Using dye to update your clothes can be a great way to change the look of something you rarely wear, something stained, or something that’s not quite the color you had hoped for. Depending on what color you want and which route you want to take, it can be a very quick and easy process.
In the past week I have dyed two pairs of pants using Rit dye, one powder and one liquid. I started with white pants both times, one pair was cotton (recommended) and the other was a poly-blend (not recommended). ••Update: learn to redye your faded jeans.••
The reason is because dying your clothes is a chemical reaction, and the color molecules attach better to “real” fabrics, like cotton, instead of synthetics like polyester. Nevertheless, it’s totally possible to dye polyester, but it won’t be as deep of a color as cotton, and it’s a little harder to do.
1. Identify the item(s) of clothing you want to dye.
2. Decide what color(s), and get the dye needed for those colors. Check out Rit’s website for their recipe guide if you want to mix colors together, or you can do what I did and wing it.
3. Decide if you’re using your washing machine (super easy), bathtub (don’t do it), or plastic tub (like a big washbin).
I used the washing machine both times. The dye won’t gunk it up, and as long as you follow the instructions, it’ll clean out.
4. This is the fun part: prep your clothes. Make sure there isn’t anything in the pockets and they are unbuttoned (that’s my preferred dying process). Then, submerge them in water (elsewhere, like in the bathtub if you’re using the washing machine). The Rit directions say the clothing needs to be wet to begin with.
5. Prepare your dye bath. Use the HOTTEST water possible that is still safe for the fabric (I went with warm, which is really hot in an apartment like ours). Use just enough water to cover your garment. If you use too much, it will dilute the dye.
6. Pour the dye in with the water, but DON’T add your clothing yet. You want to let the water fill in before you do.
7. Add your clothes! (they should still be wet from step 4).
8. Reset the wash cycle so it takes about 30 minutes. If you’re not using a washing machine and instead using a basin or tub, you need to constantly stir your clothing for 30 minutes. So, invest in a stick or something (don’t use your hands! They will stain!).
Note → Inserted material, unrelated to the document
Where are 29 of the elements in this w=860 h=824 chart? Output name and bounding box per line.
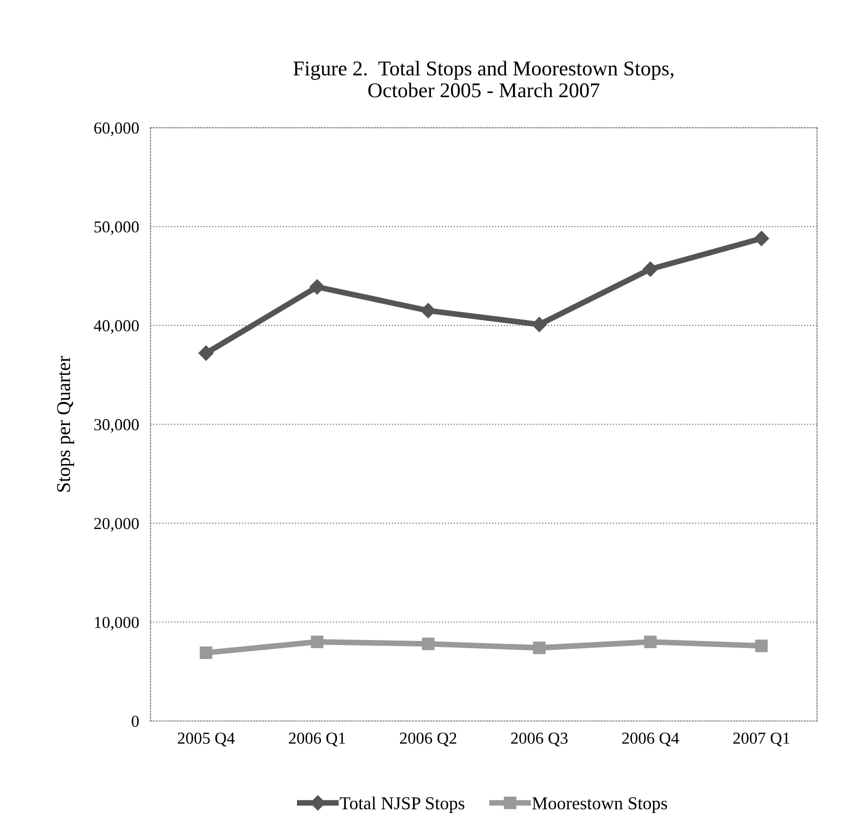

9. Once the wash cycle is done, set it to rinse once more time. Then, wash the clothing in a normal cycle with detergent and dry as normal.
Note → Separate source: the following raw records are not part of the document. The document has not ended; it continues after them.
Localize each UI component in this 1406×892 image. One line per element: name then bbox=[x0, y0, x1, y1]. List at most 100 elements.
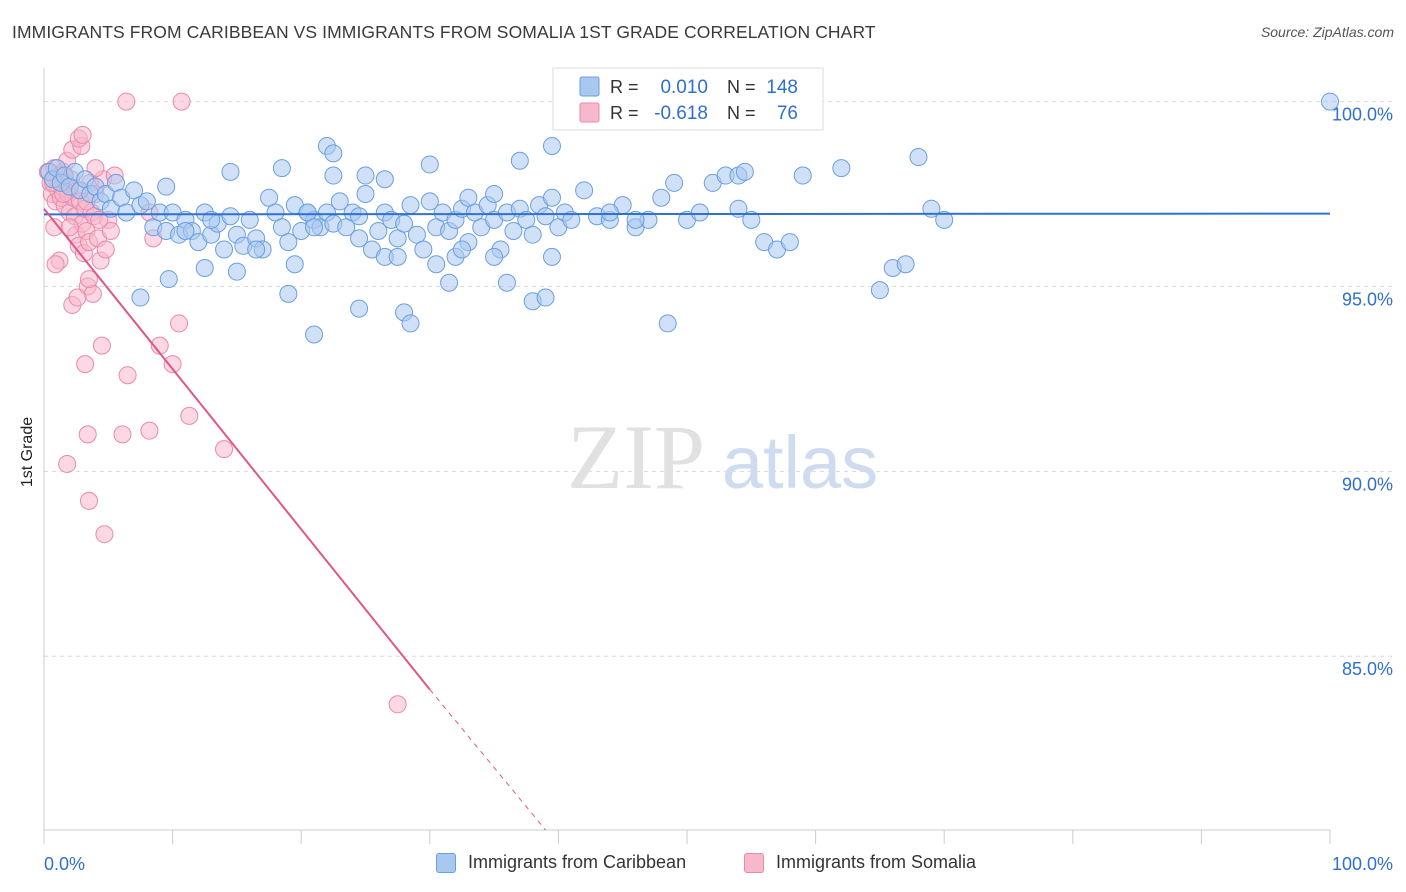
caribbean-point bbox=[350, 299, 369, 318]
caribbean-point bbox=[356, 166, 375, 185]
legend-label-caribbean: Immigrants from Caribbean bbox=[468, 852, 687, 872]
caribbean-point bbox=[176, 221, 195, 240]
caribbean-point bbox=[600, 203, 619, 222]
y-tick-labels: 100.0% 95.0% 90.0% 85.0% bbox=[1332, 105, 1393, 680]
caribbean-point bbox=[832, 159, 851, 178]
legend-top-n-label-caribbean: N = bbox=[727, 77, 756, 97]
caribbean-point bbox=[793, 166, 812, 185]
caribbean-point bbox=[896, 255, 915, 274]
y-tick-label: 95.0% bbox=[1342, 289, 1393, 309]
somalia-point bbox=[180, 406, 199, 425]
caribbean-point bbox=[1321, 92, 1339, 111]
caribbean-point bbox=[485, 185, 504, 204]
y-tick-label: 100.0% bbox=[1332, 105, 1393, 125]
caribbean-point bbox=[117, 203, 136, 222]
watermark: ZIP atlas bbox=[567, 406, 878, 508]
caribbean-point bbox=[388, 247, 407, 266]
caribbean-point bbox=[285, 255, 304, 274]
caribbean-point bbox=[247, 240, 266, 259]
somalia-point bbox=[118, 366, 137, 385]
caribbean-point bbox=[870, 281, 889, 300]
legend-top-r-label-somalia: R = bbox=[610, 103, 639, 123]
caribbean-point bbox=[375, 170, 394, 189]
caribbean-point bbox=[497, 273, 516, 292]
caribbean-point bbox=[369, 221, 388, 240]
somalia-point bbox=[73, 125, 92, 144]
caribbean-point bbox=[935, 210, 954, 229]
caribbean-point bbox=[420, 192, 439, 211]
caribbean-point bbox=[202, 210, 221, 229]
trend-lines bbox=[43, 208, 1331, 831]
somalia-point bbox=[83, 284, 102, 303]
caribbean-point bbox=[159, 270, 178, 289]
caribbean-point bbox=[401, 314, 420, 333]
y-tick-label: 85.0% bbox=[1342, 659, 1393, 679]
caribbean-point bbox=[536, 207, 555, 226]
caribbean-point bbox=[305, 325, 324, 344]
caribbean-point bbox=[658, 314, 677, 333]
somalia-point bbox=[78, 425, 97, 444]
somalia-point bbox=[172, 92, 191, 111]
somalia-point bbox=[92, 336, 111, 355]
caribbean-point bbox=[350, 207, 369, 226]
legend-top: R = 0.010 N = 148 R = -0.618 N = 76 bbox=[552, 67, 824, 131]
caribbean-point bbox=[305, 218, 324, 237]
caribbean-point bbox=[909, 148, 928, 167]
caribbean-point bbox=[137, 192, 156, 211]
legend-bottom: Immigrants from Caribbean Immigrants fro… bbox=[0, 852, 1406, 878]
caribbean-point bbox=[575, 181, 594, 200]
caribbean-point bbox=[504, 221, 523, 240]
caribbean-point bbox=[240, 210, 259, 229]
somalia-point bbox=[68, 288, 87, 307]
somalia-point bbox=[215, 440, 234, 459]
caribbean-point bbox=[221, 207, 240, 226]
somalia-point bbox=[101, 221, 120, 240]
somalia-point bbox=[58, 454, 77, 473]
caribbean-point bbox=[735, 162, 754, 181]
caribbean-point bbox=[215, 240, 234, 259]
caribbean-point bbox=[227, 262, 246, 281]
legend-top-n-value-somalia: 76 bbox=[777, 103, 798, 124]
legend-item-somalia: Immigrants from Somalia bbox=[744, 852, 976, 873]
caribbean-point bbox=[221, 162, 240, 181]
caribbean-point bbox=[324, 166, 343, 185]
x-tick-label-end: 100.0% bbox=[1332, 854, 1393, 874]
caribbean-point bbox=[742, 210, 761, 229]
somalia-point bbox=[113, 425, 132, 444]
somalia-point bbox=[76, 355, 95, 374]
axes bbox=[43, 68, 1331, 844]
somalia-point bbox=[80, 270, 99, 289]
legend-top-n-label-somalia: N = bbox=[727, 103, 756, 123]
legend-swatch-caribbean bbox=[436, 852, 456, 873]
caribbean-point bbox=[279, 233, 298, 252]
chart-title: IMMIGRANTS FROM CARIBBEAN VS IMMIGRANTS … bbox=[12, 22, 876, 42]
legend-swatch-somalia bbox=[744, 852, 764, 873]
caribbean-point bbox=[350, 229, 369, 248]
caribbean-point bbox=[330, 192, 349, 211]
somalia-point bbox=[80, 491, 99, 510]
somalia-point bbox=[163, 355, 182, 374]
caribbean-point bbox=[414, 240, 433, 259]
caribbean-point bbox=[542, 247, 561, 266]
somalia-point bbox=[60, 218, 79, 237]
legend-top-swatch-caribbean bbox=[579, 76, 600, 97]
watermark-atlas: atlas bbox=[722, 421, 878, 504]
source-label: Source: ZipAtlas.com bbox=[1260, 24, 1394, 40]
caribbean-point bbox=[420, 155, 439, 174]
caribbean-point bbox=[562, 210, 581, 229]
caribbean-point bbox=[626, 210, 645, 229]
y-tick-label: 90.0% bbox=[1342, 474, 1393, 494]
somalia-point bbox=[96, 240, 115, 259]
caribbean-point bbox=[272, 159, 291, 178]
caribbean-point bbox=[523, 225, 542, 244]
caribbean-point bbox=[510, 151, 529, 170]
caribbean-point bbox=[195, 258, 214, 277]
caribbean-point bbox=[542, 136, 561, 155]
legend-item-caribbean: Immigrants from Caribbean bbox=[436, 852, 686, 873]
caribbean-point bbox=[356, 185, 375, 204]
caribbean-point bbox=[401, 196, 420, 215]
caribbean-point bbox=[459, 188, 478, 207]
caribbean-point bbox=[780, 233, 799, 252]
somalia-point bbox=[170, 314, 189, 333]
caribbean-point bbox=[279, 284, 298, 303]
10. You need to “wash” one more cycle through your washing machine, even though nothing is there. It’s recommenced to use a cup of bleach and the hottest water possible to get any remaining dye out. I did neither and my machine is fine, so it’s up to you, just be prepared for the possibility of leftover dye if you do nothing.
Yay! Now you’ve dyed your clothes! (Be careful washing them in the future, it’s possible for the color to bleed!)
My tips and suggestions:
I like liquid dye better. Why? Because somehow I breathed in the powder dye and had blue nostrils and snot for DAYS. Gross.
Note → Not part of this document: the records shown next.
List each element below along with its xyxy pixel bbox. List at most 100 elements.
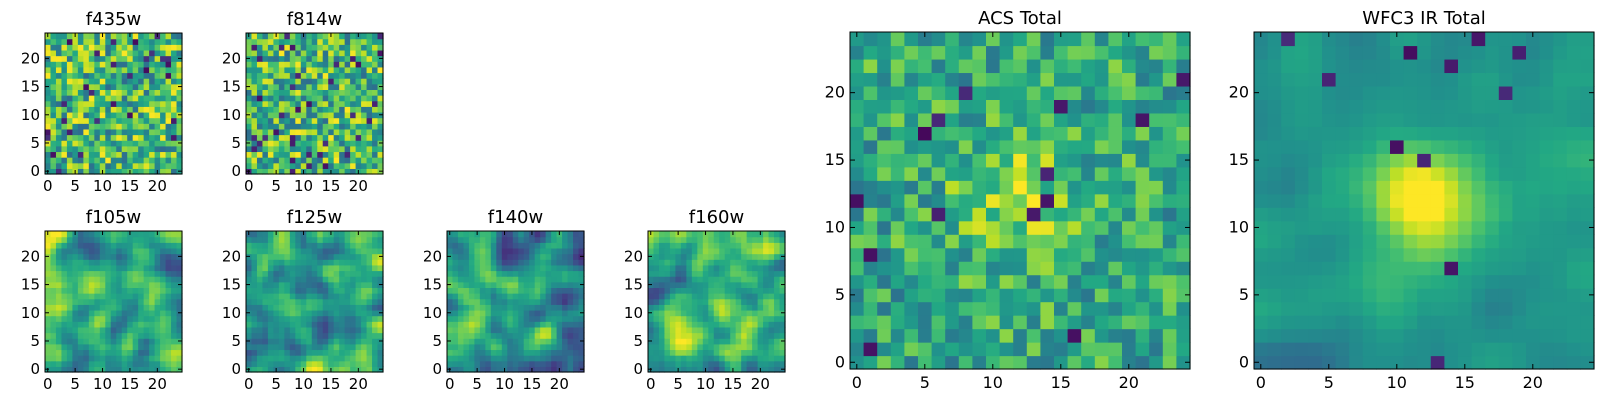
heatmap-cell	[267, 100, 274, 107]
heatmap-cell	[1267, 247, 1282, 262]
heatmap-cell	[573, 236, 580, 243]
heatmap-cell	[496, 276, 503, 283]
heatmap-cell	[88, 117, 95, 124]
heatmap-cell	[768, 242, 775, 249]
heatmap-cell	[562, 253, 569, 260]
heatmap-cell	[311, 270, 318, 277]
heatmap-cell	[132, 360, 139, 367]
heatmap-cell	[262, 315, 269, 322]
heatmap-cell	[578, 242, 585, 249]
heatmap-cell	[289, 100, 296, 107]
heatmap-cell	[344, 61, 351, 68]
heatmap-cell	[88, 140, 95, 147]
heatmap-cell	[284, 309, 291, 317]
heatmap-cell	[1512, 234, 1527, 249]
heatmap-cell	[479, 360, 486, 367]
heatmap-cell	[61, 123, 68, 130]
heatmap-cell	[697, 321, 704, 328]
heatmap-cell	[361, 253, 368, 260]
heatmap-cell	[1135, 139, 1150, 154]
heatmap-cell	[496, 315, 503, 322]
heatmap-cell	[176, 276, 183, 283]
heatmap-cell	[94, 55, 101, 62]
heatmap-cell	[958, 261, 973, 276]
heatmap-cell	[463, 247, 470, 255]
heatmap-cell	[311, 49, 318, 57]
heatmap-cell	[1566, 328, 1581, 343]
heatmap-cell	[116, 287, 123, 294]
heatmap-cell	[94, 236, 101, 243]
heatmap-cell	[1135, 99, 1150, 114]
heatmap-cell	[284, 259, 291, 266]
heatmap-cell	[278, 270, 285, 277]
heatmap-cell	[1176, 355, 1191, 370]
heatmap-cell	[680, 326, 687, 334]
heatmap-cell	[154, 95, 161, 102]
heatmap-cell	[567, 247, 574, 255]
heatmap-cell	[322, 151, 329, 158]
heatmap-cell	[306, 332, 313, 339]
heatmap-cell	[664, 321, 671, 328]
heatmap-cell	[251, 89, 258, 96]
heatmap-cell	[372, 117, 379, 124]
heatmap-cell	[116, 72, 123, 79]
heatmap-cell	[653, 332, 660, 339]
heatmap-cell	[999, 166, 1014, 181]
heatmap-cell	[757, 253, 764, 260]
heatmap-cell	[289, 44, 296, 51]
heatmap-cell	[88, 298, 95, 305]
heatmap-cell	[730, 349, 737, 356]
heatmap-cell	[863, 32, 878, 47]
heatmap-cell	[127, 140, 134, 147]
heatmap-cell	[447, 270, 454, 277]
heatmap-cell	[328, 83, 335, 90]
heatmap-cell	[931, 72, 946, 87]
heatmap-cell	[88, 236, 95, 243]
heatmap-cell	[333, 287, 340, 294]
heatmap-cell	[132, 315, 139, 322]
heatmap-cell	[311, 106, 318, 113]
heatmap-cell	[986, 153, 1001, 168]
heatmap-cell	[138, 83, 145, 90]
heatmap-cell	[686, 338, 693, 345]
heatmap-cell	[311, 264, 318, 272]
heatmap-cell	[523, 298, 530, 305]
heatmap-cell	[256, 83, 264, 90]
heatmap-cell	[377, 343, 384, 351]
heatmap-cell	[1335, 193, 1350, 208]
heatmap-cell	[501, 349, 508, 356]
heatmap-cell	[1094, 261, 1109, 276]
heatmap-cell	[877, 261, 892, 276]
heatmap-cell	[1040, 99, 1055, 114]
heatmap-cell	[284, 338, 291, 345]
heatmap-cell	[658, 287, 666, 294]
heatmap-cell	[1580, 234, 1595, 249]
heatmap-cell	[55, 145, 63, 153]
heatmap-cell	[176, 293, 183, 300]
heatmap-cell	[328, 343, 335, 351]
heatmap-cell	[278, 162, 285, 169]
heatmap-cell	[763, 270, 770, 277]
heatmap-cell	[648, 276, 655, 283]
heatmap-cell	[284, 44, 291, 51]
heatmap-cell	[66, 259, 73, 266]
heatmap-cell	[110, 338, 117, 345]
heatmap-cell	[763, 304, 770, 311]
heatmap-cell	[578, 321, 585, 328]
heatmap-cell	[262, 78, 269, 85]
heatmap-cell	[94, 321, 101, 328]
heatmap-cell	[94, 106, 101, 113]
heatmap-cell	[702, 253, 709, 260]
heatmap-cell	[496, 343, 503, 351]
heatmap-cell	[1526, 166, 1541, 181]
heatmap-cell	[267, 33, 274, 40]
heatmap-cell	[468, 349, 475, 356]
heatmap-cell	[713, 304, 720, 311]
heatmap-cell	[1403, 315, 1418, 330]
heatmap-cell	[138, 106, 145, 113]
heatmap-cell	[724, 247, 731, 255]
heatmap-cell	[50, 338, 57, 345]
heatmap-cell	[1094, 355, 1109, 370]
heatmap-cell	[377, 242, 384, 249]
You can add a cup of salt to aid in the dying process, but I didn’t. Has anyone tried this? Did it work?
The poly-blend pants I chose to dye did work, although they said dry-clean only! I wouldn’t reccommend trying to dye something you can’t live without. Start small and work your way up to something crazy!
There is a product that helps remove color from your clothes before you dye them, if you need. I found it at Michaels along with the clothing dye.
Any questions or comments? I am by no means an expert, but am just trying to share how I did it.